For his current exhibition at the Nelson Public Library, Gluns went multiple extra miles: acquiring the photographs for the show “Portraits from Saldang, Upper Dolpo, Nepal” involved a five-day trek over two mountain passes to reach his subjects.
Gluns has been trekking in Nepal since the 1980s; since his retirement a few years ago he’s been spending three to four months a year there. This series from Nepal’s Upper Dolpo region is affiliated with the Altitude Project, a Nelson-based organization that supports education in the region. It’s a good fit for Gluns, whose multimedia slide show from earlier years toured BC to help support school children in Nepal.

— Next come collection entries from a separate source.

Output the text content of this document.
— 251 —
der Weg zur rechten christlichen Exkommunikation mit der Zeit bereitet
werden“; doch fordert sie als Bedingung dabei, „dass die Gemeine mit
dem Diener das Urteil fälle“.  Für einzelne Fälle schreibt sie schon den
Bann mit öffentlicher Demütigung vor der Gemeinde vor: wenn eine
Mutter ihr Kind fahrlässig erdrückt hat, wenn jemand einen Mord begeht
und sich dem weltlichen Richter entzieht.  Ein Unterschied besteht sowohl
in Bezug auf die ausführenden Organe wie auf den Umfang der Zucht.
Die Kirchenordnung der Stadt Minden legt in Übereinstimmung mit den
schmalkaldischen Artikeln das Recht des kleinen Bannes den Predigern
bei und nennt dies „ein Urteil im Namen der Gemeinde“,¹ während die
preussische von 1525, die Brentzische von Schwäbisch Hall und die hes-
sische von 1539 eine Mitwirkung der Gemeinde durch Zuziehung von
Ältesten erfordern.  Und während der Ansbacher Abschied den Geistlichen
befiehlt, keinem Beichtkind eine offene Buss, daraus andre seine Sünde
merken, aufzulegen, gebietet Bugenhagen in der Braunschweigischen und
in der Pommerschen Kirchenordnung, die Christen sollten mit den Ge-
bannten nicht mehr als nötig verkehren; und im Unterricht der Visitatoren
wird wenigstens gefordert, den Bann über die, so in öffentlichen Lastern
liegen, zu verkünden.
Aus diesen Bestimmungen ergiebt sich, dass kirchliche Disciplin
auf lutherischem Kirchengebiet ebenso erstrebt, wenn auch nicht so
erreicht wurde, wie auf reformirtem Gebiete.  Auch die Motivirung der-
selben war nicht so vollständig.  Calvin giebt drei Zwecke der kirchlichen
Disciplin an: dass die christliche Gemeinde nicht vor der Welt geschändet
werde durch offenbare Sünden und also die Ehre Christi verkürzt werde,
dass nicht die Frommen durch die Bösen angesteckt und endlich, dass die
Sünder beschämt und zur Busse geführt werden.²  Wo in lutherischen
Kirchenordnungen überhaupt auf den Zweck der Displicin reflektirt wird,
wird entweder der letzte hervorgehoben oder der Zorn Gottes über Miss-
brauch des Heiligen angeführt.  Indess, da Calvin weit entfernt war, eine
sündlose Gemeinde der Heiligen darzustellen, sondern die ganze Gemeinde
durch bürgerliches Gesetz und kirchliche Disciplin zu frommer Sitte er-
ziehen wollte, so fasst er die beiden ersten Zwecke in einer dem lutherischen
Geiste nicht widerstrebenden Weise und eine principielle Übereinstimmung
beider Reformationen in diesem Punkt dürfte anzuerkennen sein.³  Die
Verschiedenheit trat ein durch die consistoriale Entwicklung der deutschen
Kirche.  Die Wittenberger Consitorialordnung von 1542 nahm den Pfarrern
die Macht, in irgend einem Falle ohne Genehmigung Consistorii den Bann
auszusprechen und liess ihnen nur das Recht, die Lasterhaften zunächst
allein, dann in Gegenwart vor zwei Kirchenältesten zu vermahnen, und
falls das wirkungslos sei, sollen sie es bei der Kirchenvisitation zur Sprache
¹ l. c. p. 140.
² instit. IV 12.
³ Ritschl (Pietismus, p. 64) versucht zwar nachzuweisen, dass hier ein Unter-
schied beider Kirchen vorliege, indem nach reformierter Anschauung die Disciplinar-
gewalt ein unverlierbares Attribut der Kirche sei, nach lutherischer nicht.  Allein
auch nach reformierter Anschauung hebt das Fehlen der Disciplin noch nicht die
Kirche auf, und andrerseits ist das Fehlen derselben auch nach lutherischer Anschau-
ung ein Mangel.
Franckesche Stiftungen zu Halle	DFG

“While photographing the students at the school, several of the village people wanted to have their picture taken, and so it turned into an all-day event,” says Dave. “I photographed 77 people that day and this show represents just a few of the many faces. When I try to practice my Nepali, that’s when I usually get the expression I’m looking for.”
The show, which runs until the end of February, will be the backdrop for a presentation on Thursday, January 31 at 7 p.m. at the Library. Author Dorje Dolpa will introduce her book, Yak Girl: Growing Up in the Remote Dolpo Region of Nepal in a special multi-media presentation sponsored by the Altitude Project. David Gluns will be in attendance for the event.